Habíamos decidido, entre el grupo de amigos, que esa noche queríamos pasarla tumbados en la arena contemplando el espectáculo anual de la carrera estelar, pronunciando, por cada estrella que cayese, un deseo, deseo que, como podéis imaginar, era de índole especialmente amorosa. 
-"Luces que os desplazáis presurosas en espacios siderales de ilusiones, que pueda conseguir lo que deseo" -murmuré para mí en el silencio de mi corazón. Nos habíamos tendido sobre la fría arena con los brazos cruzados debajo de la nuca para ver mejor el inmenso espacio celeste. Gonzalo se tendió a mi lado; no lo esperaba y mi corazón era una  maquina incontrolable y temí que él oyese los latidos.
"Él" era el chico más guapo, más alto y más encantador del grupo y me extrañó que, de entre todas las chicas, escogiese mi compañía.
Mi petición había sido lanzada al grandioso espacio.
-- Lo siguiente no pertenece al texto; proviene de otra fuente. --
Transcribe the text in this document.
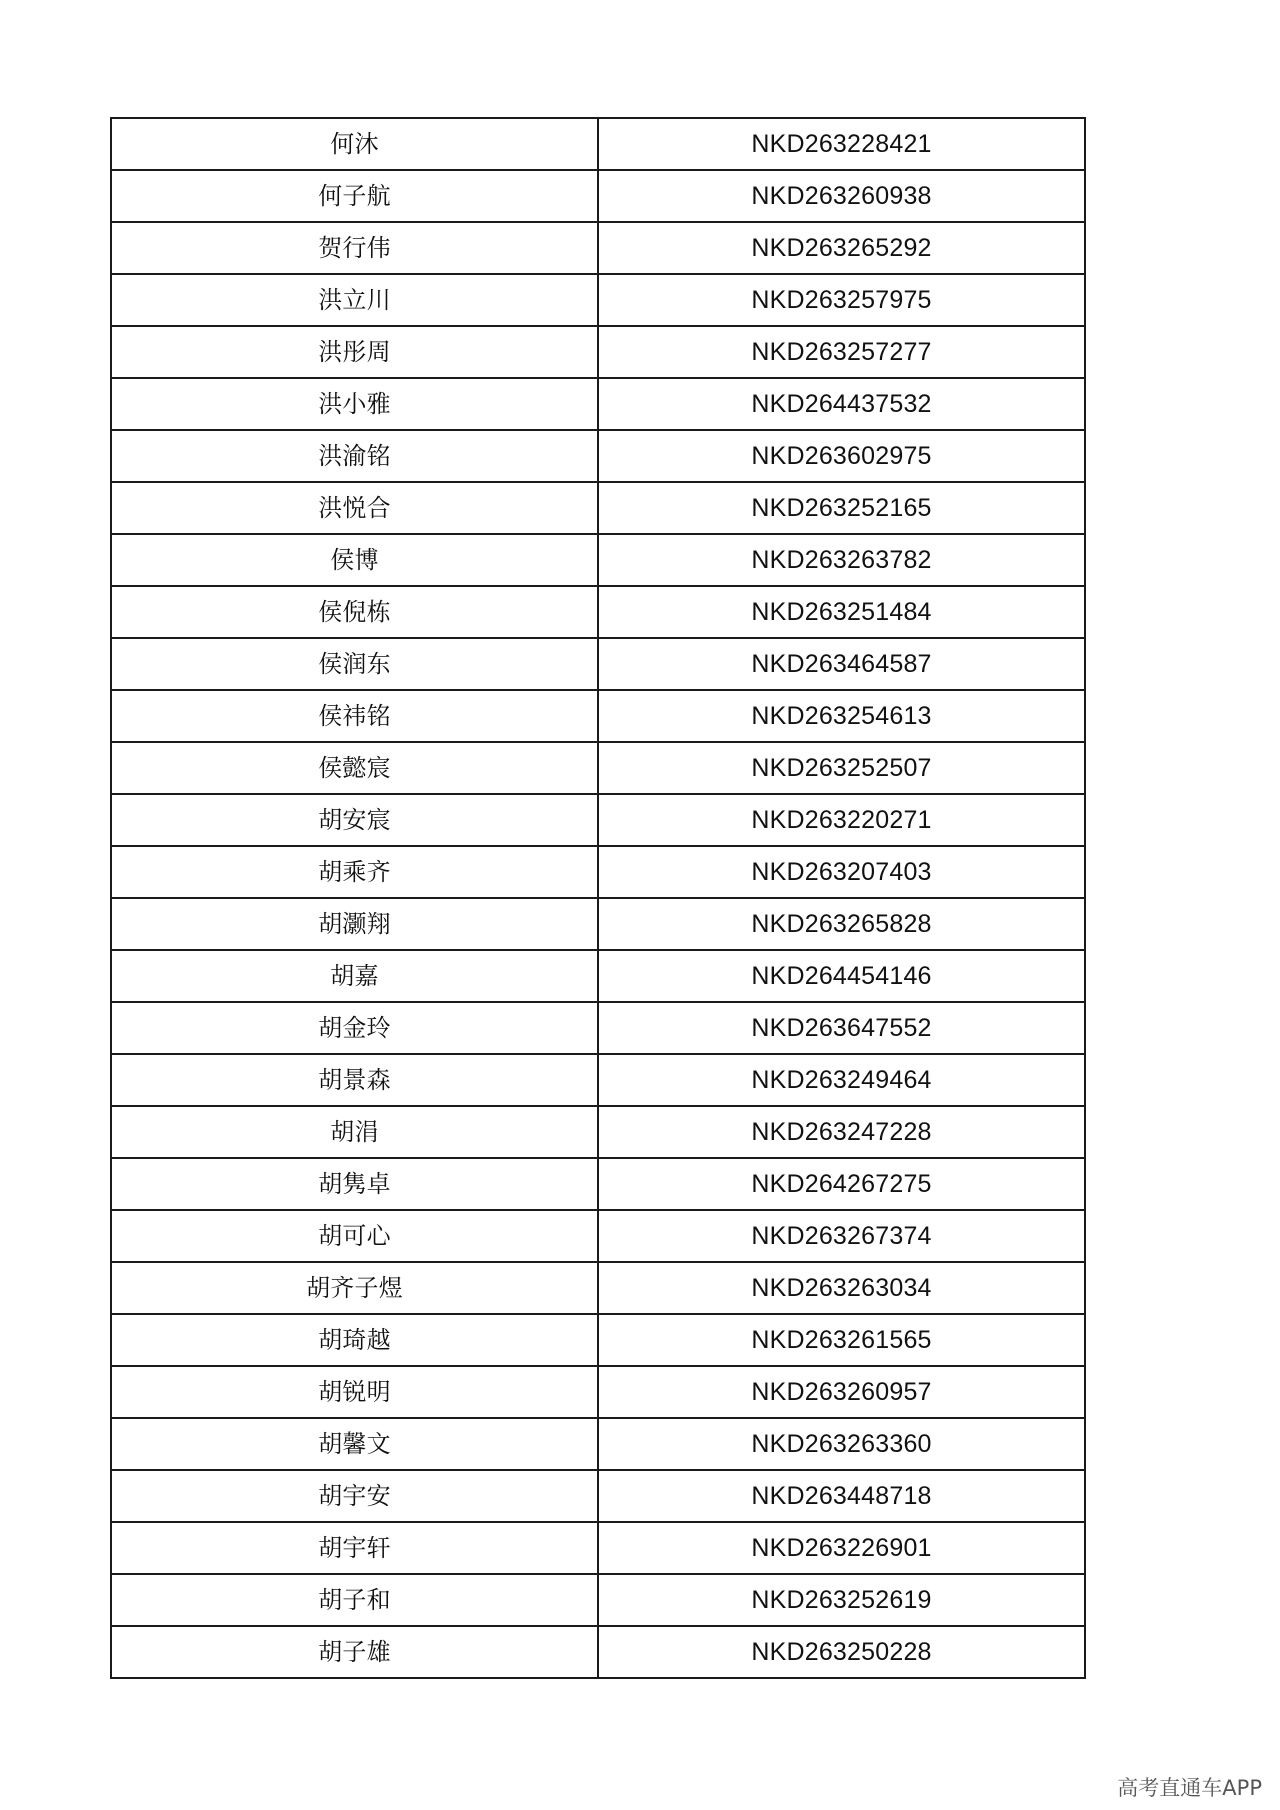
何沐	NKD263228421
何子航	NKD263260938
贺行伟	NKD263265292
洪立川	NKD263257975
洪彤周	NKD263257277
洪小雅	NKD264437532
洪渝铭	NKD263602975
洪悦合	NKD263252165
侯博	NKD263263782
侯倪栋	NKD263251484
侯润东	NKD263464587
侯祎铭	NKD263254613
侯懿宸	NKD263252507
胡安宸	NKD263220271
胡乘齐	NKD263207403
胡灏翔	NKD263265828
胡嘉	NKD264454146
胡金玲	NKD263647552
胡景森	NKD263249464
胡涓	NKD263247228
胡隽卓	NKD264267275
胡可心	NKD263267374
胡齐子煜	NKD263263034
胡琦越	NKD263261565
胡锐明	NKD263260957
胡馨文	NKD263263360
胡宇安	NKD263448718
胡宇轩	NKD263226901
胡子和	NKD263252619
胡子雄	NKD263250228
高考直通车APP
Ingenua, tierna e infantil petición, propia de una mente de diecisiete años de los de entonces, de los de mi tiempo, que se había sentido, en cuanto sus ojos se cruzaron con los míos, fuertemente impresionada por aquel joven.
Él me cogió la mano sin mirarme. Toda yo temblé y un pellizco en el estómago y un peso como una tabla sobre el pecho me sobrevinieron. Cerré los ojos y no aparté mi mano de la suya.
Él dijo bajito.
-¿Tienes frío?
Roja como una cereza, murmuré imperceptiblemente, casi en un susurro.
-No.
Ardía toda yo, pero mi mano, entre la suya, estaba helada. Extrañas reacciones del cuerpo ante una emoción.
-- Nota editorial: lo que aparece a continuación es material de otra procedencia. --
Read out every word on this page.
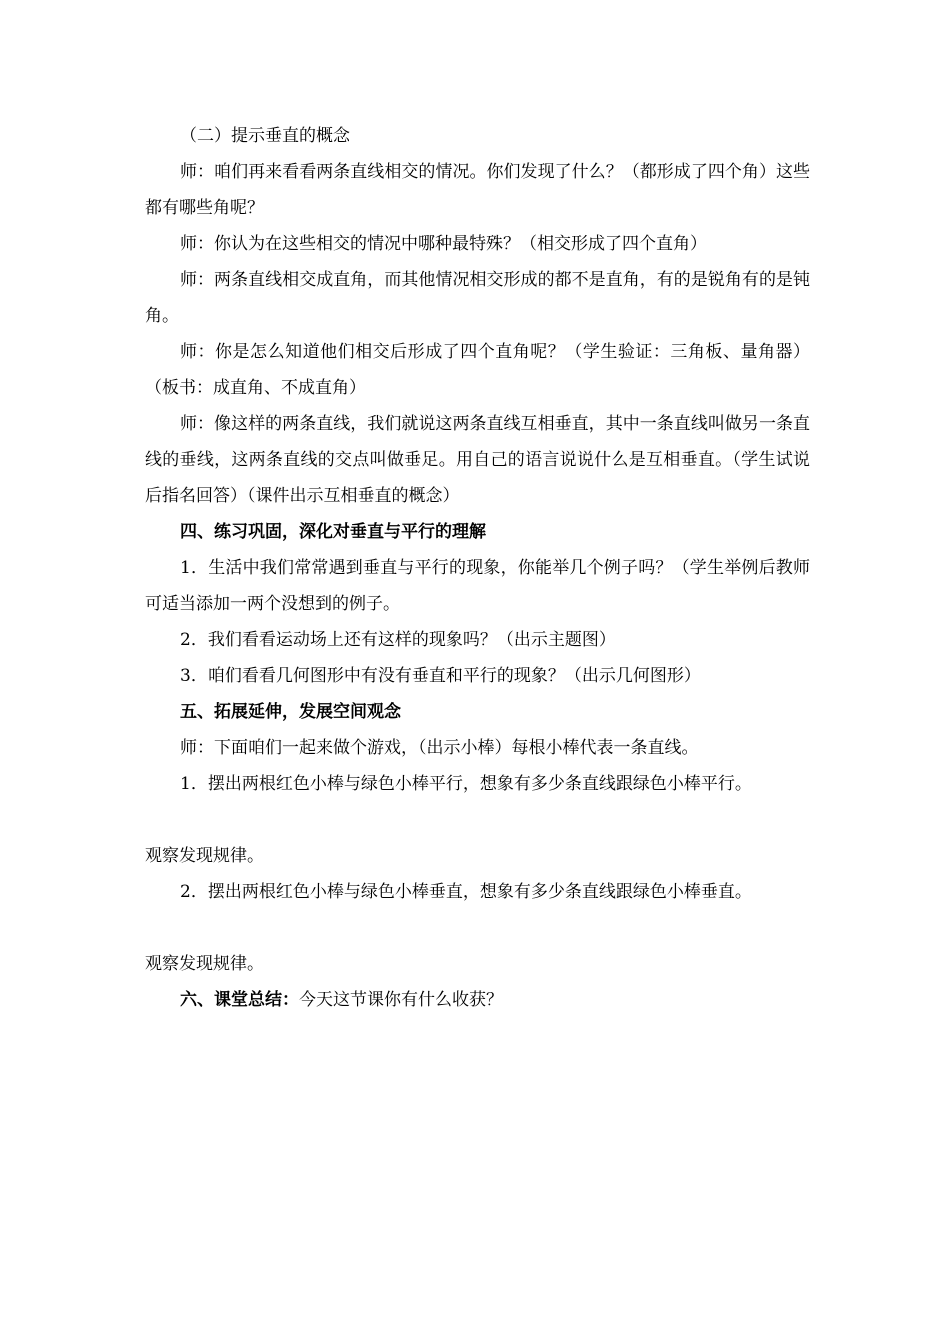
（二）提示垂直的概念

师：咱们再来看看两条直线相交的情况。你们发现了什么？（都形成了四个角）这些都有哪些角呢？

师：你认为在这些相交的情况中哪种最特殊？（相交形成了四个直角）

师：两条直线相交成直角，而其他情况相交形成的都不是直角，有的是锐角有的是钝角。

师：你是怎么知道他们相交后形成了四个直角呢？（学生验证：三角板、量角器）（板书：成直角、不成直角）

师：像这样的两条直线，我们就说这两条直线互相垂直，其中一条直线叫做另一条直线的垂线，这两条直线的交点叫做垂足。用自己的语言说说什么是互相垂直。（学生试说后指名回答）（课件出示互相垂直的概念）

四、练习巩固，深化对垂直与平行的理解

1．生活中我们常常遇到垂直与平行的现象，你能举几个例子吗？（学生举例后教师可适当添加一两个没想到的例子。

2．我们看看运动场上还有这样的现象吗？（出示主题图）

3．咱们看看几何图形中有没有垂直和平行的现象？（出示几何图形）

五、拓展延伸，发展空间观念

师：下面咱们一起来做个游戏，（出示小棒）每根小棒代表一条直线。

1．摆出两根红色小棒与绿色小棒平行，想象有多少条直线跟绿色小棒平行。

观察发现规律。

2．摆出两根红色小棒与绿色小棒垂直，想象有多少条直线跟绿色小棒垂直。

观察发现规律。

六、课堂总结：今天这节课你有什么收获？
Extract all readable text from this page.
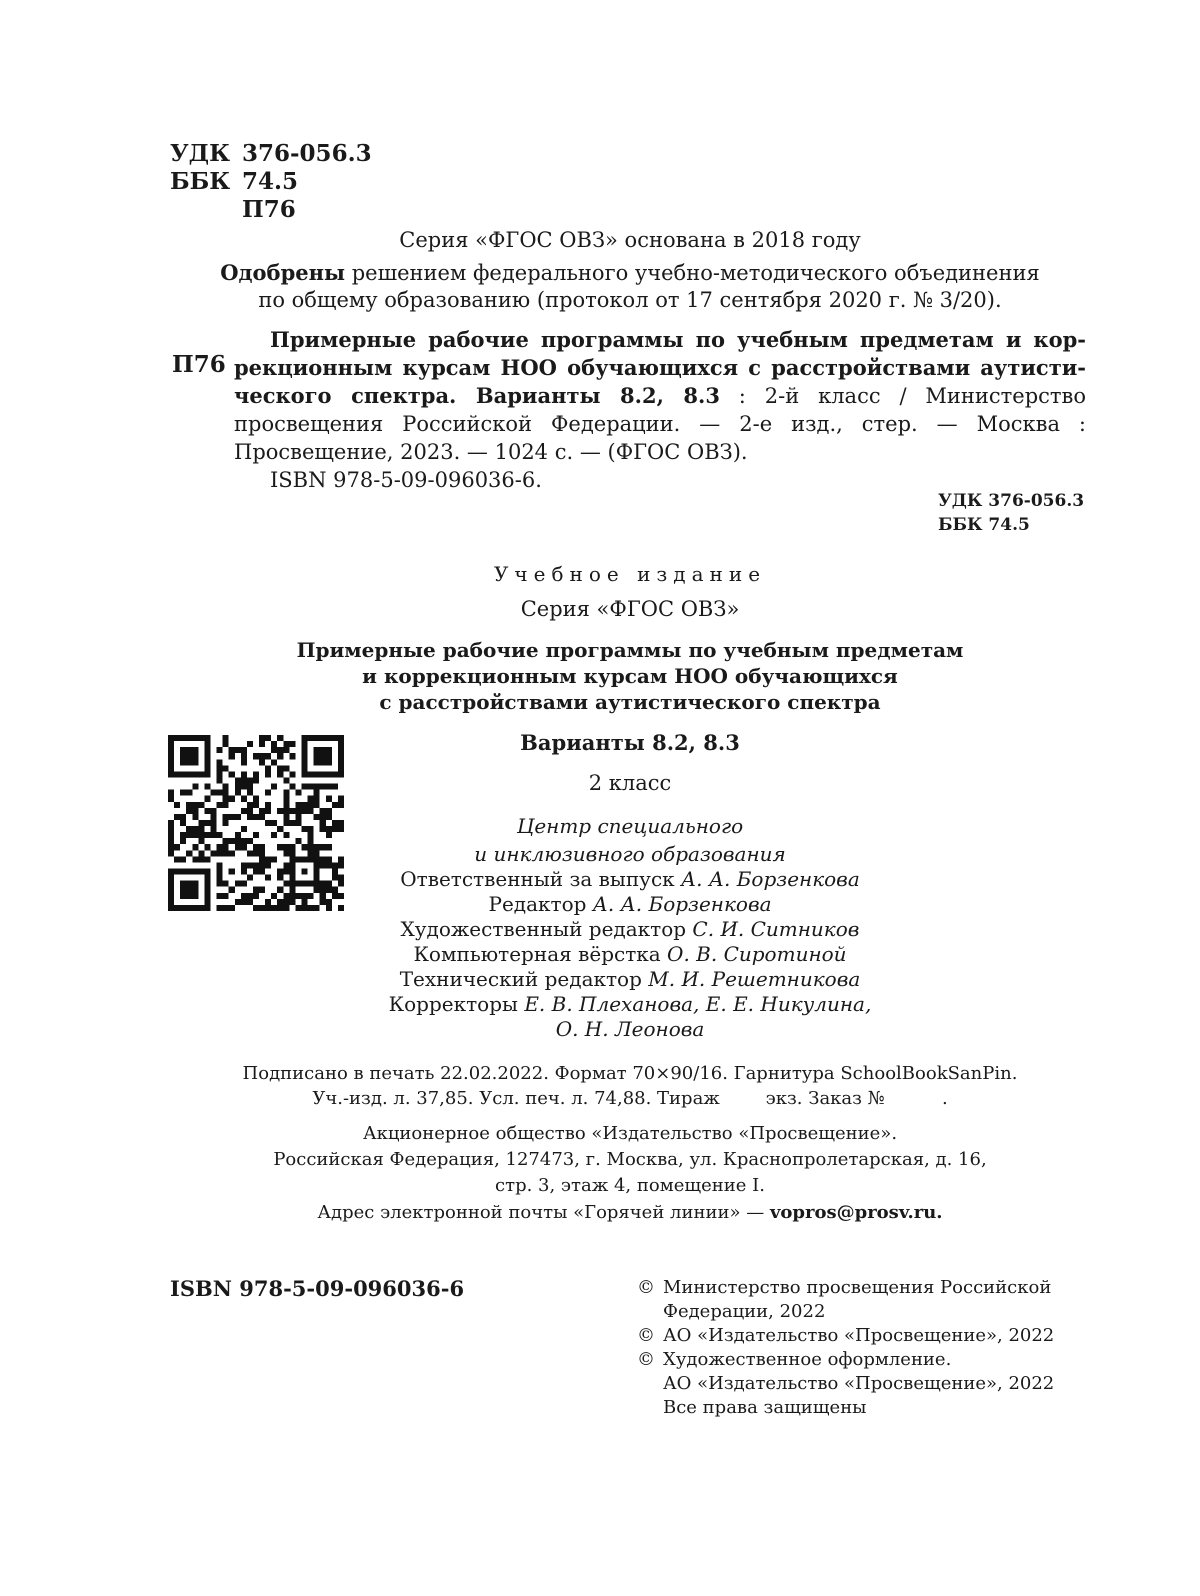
УДК 376-056.3
ББК 74.5
П76
Серия «ФГОС ОВЗ» основана в 2018 году
Одобрены решением федерального учебно-методического объединения
по общему образованию (протокол от 17 сентября 2020 г. № 3/20).
П76
Примерные рабочие программы по учебным предметам и кор-
рекционным курсам НОО обучающихся с расстройствами аутисти-
ческого спектра. Варианты 8.2, 8.3 : 2-й класс / Министерство
просвещения Российской Федерации. — 2-е изд., стер. — Москва :
Просвещение, 2023. — 1024 с. — (ФГОС ОВЗ).
ISBN 978-5-09-096036-6.
УДК 376-056.3
ББК 74.5
Учебное издание
Серия «ФГОС ОВЗ»
Примерные рабочие программы по учебным предметам
и коррекционным курсам НОО обучающихся
с расстройствами аутистического спектра
Варианты 8.2, 8.3
2 класс
Центр специального
и инклюзивного образования
Ответственный за выпуск А. А. Борзенкова
Редактор А. А. Борзенкова
Художественный редактор С. И. Ситников
Компьютерная вёрстка О. В. Сиротиной
Технический редактор М. И. Решетникова
Корректоры Е. В. Плеханова, Е. Е. Никулина,
О. Н. Леонова
Подписано в печать 22.02.2022. Формат 70×90/16. Гарнитура SchoolBookSanPin.
Уч.-изд. л. 37,85. Усл. печ. л. 74,88. Тираж        экз. Заказ №          .
Акционерное общество «Издательство «Просвещение».
Российская Федерация, 127473, г. Москва, ул. Краснопролетарская, д. 16,
стр. 3, этаж 4, помещение I.
Адрес электронной почты «Горячей линии» — vopros@prosv.ru.
ISBN 978-5-09-096036-6	© Министерство просвещения Российской
Федерации, 2022
© АО «Издательство «Просвещение», 2022
© Художественное оформление.
АО «Издательство «Просвещение», 2022
Все права защищены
Yo sentía que estábamos solos los dos en la inmensa playa cuando la realidad era que estábamos rodeados del resto del grupo. Permanecimos unidas, nuestras manos, mucho tiempo en silencio, mirando las estrellas errantes. De pronto, giró su cara y me miró largo rato. Yo no hice el más mínimo movimiento, no fuese a ser que soltase mi mano, que al calor de la suya había reaccionado y estaba como un polluelo bajo las alas de su madre. De reojo le vi sonreír y preguntó con suave voz:
-¿Ya has pedido el deseo?
-Sí, y se ha realizado, -contesté atrevida. Él volvió a sonreír y se alzó de la arena sin soltar mi mano, sacudió con ternura la arena de mi pelo y dijo:
-Voy a acompañarte: es tarde y no quiero que te vayas sola.
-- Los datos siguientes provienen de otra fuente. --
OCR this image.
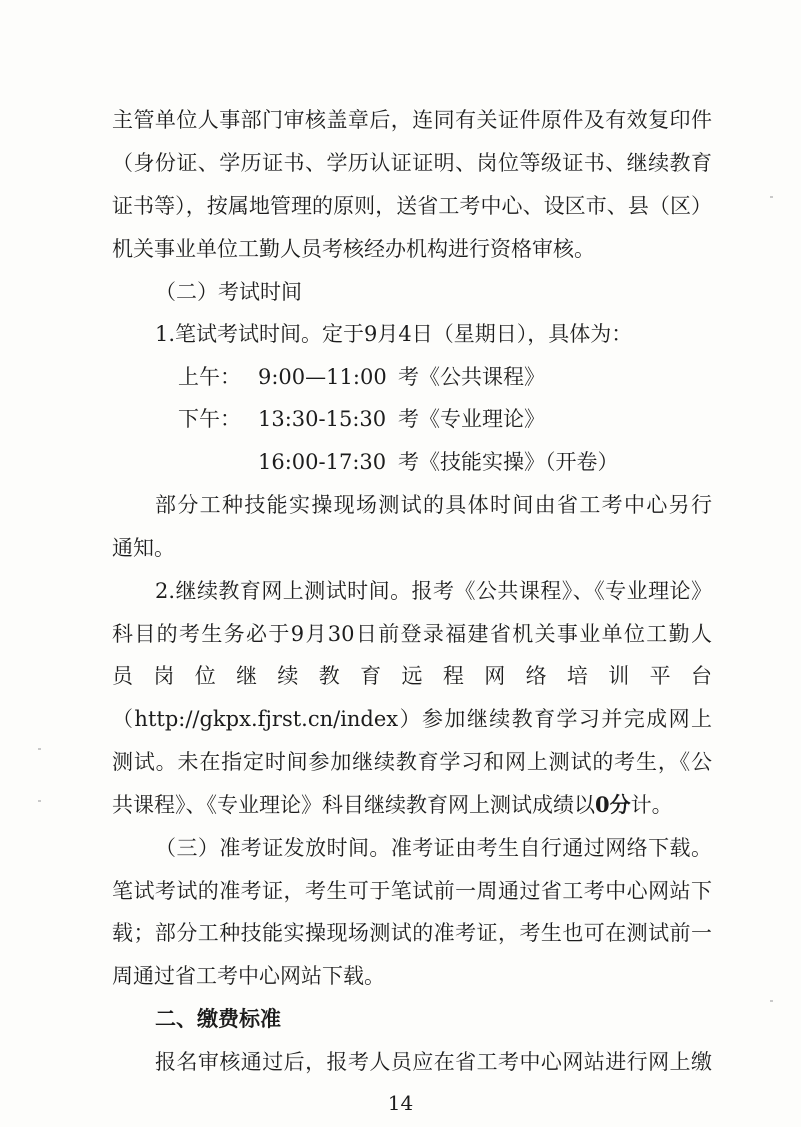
主管单位人事部门审核盖章后，连同有关证件原件及有效复印件
（身份证、学历证书、学历认证证明、岗位等级证书、继续教育
证书等），按属地管理的原则，送省工考中心、设区市、县（区）
机关事业单位工勤人员考核经办机构进行资格审核。
（二）考试时间
1.笔试考试时间。定于9月4日（星期日），具体为：
上午： 9:00—11:00 考《公共课程》
下午： 13:30-15:30 考《专业理论》
16:00-17:30 考《技能实操》（开卷）
部分工种技能实操现场测试的具体时间由省工考中心另行
通知。
2.继续教育网上测试时间。报考《公共课程》、《专业理论》
科目的考生务必于9月30日前登录福建省机关事业单位工勤人
员岗位继续教育远程网络培训平台
（http://gkpx.fjrst.cn/index）参加继续教育学习并完成网上
测试。未在指定时间参加继续教育学习和网上测试的考生，《公
共课程》、《专业理论》科目继续教育网上测试成绩以0分计。
（三）准考证发放时间。准考证由考生自行通过网络下载。
笔试考试的准考证，考生可于笔试前一周通过省工考中心网站下
载；部分工种技能实操现场测试的准考证，考生也可在测试前一
周通过省工考中心网站下载。
二、缴费标准
报名审核通过后，报考人员应在省工考中心网站进行网上缴
14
Callé: no quería hacer ningún gesto de contrariedad por tener que dejar aquel momento tan sublime para mí. Nos despedimos del resto de los amigos, comenzamos a caminar y él empezó a contarme el origen de las Perseidas. Yo avanzaba en silencio a su lado; su brazo, que rozaba el mío porque mi mano permanecía entre la suya, me llenaba de rubor.
Yo misma no comprendía esa tormenta interior que sentía solo de escuchar su voz.... Hacía solo una semana que le vi por primera vez.                         

EL PRIMER ENCUENTRO

La familia había "desembarcado"  en el pueblo de mis abuelos paternos, como  hacíamos todos los años llegado el verano, y yo, hasta ese año que cumplí diecisiete, no conocía a nadie, solamente a una amiga de la infancia que fue la que me presentó al grupo de  chicos y chicas que llamábamos "Pandilla", todos ellos simpáticos y alegres, que me acogieron con mucha camaradería y afecto. 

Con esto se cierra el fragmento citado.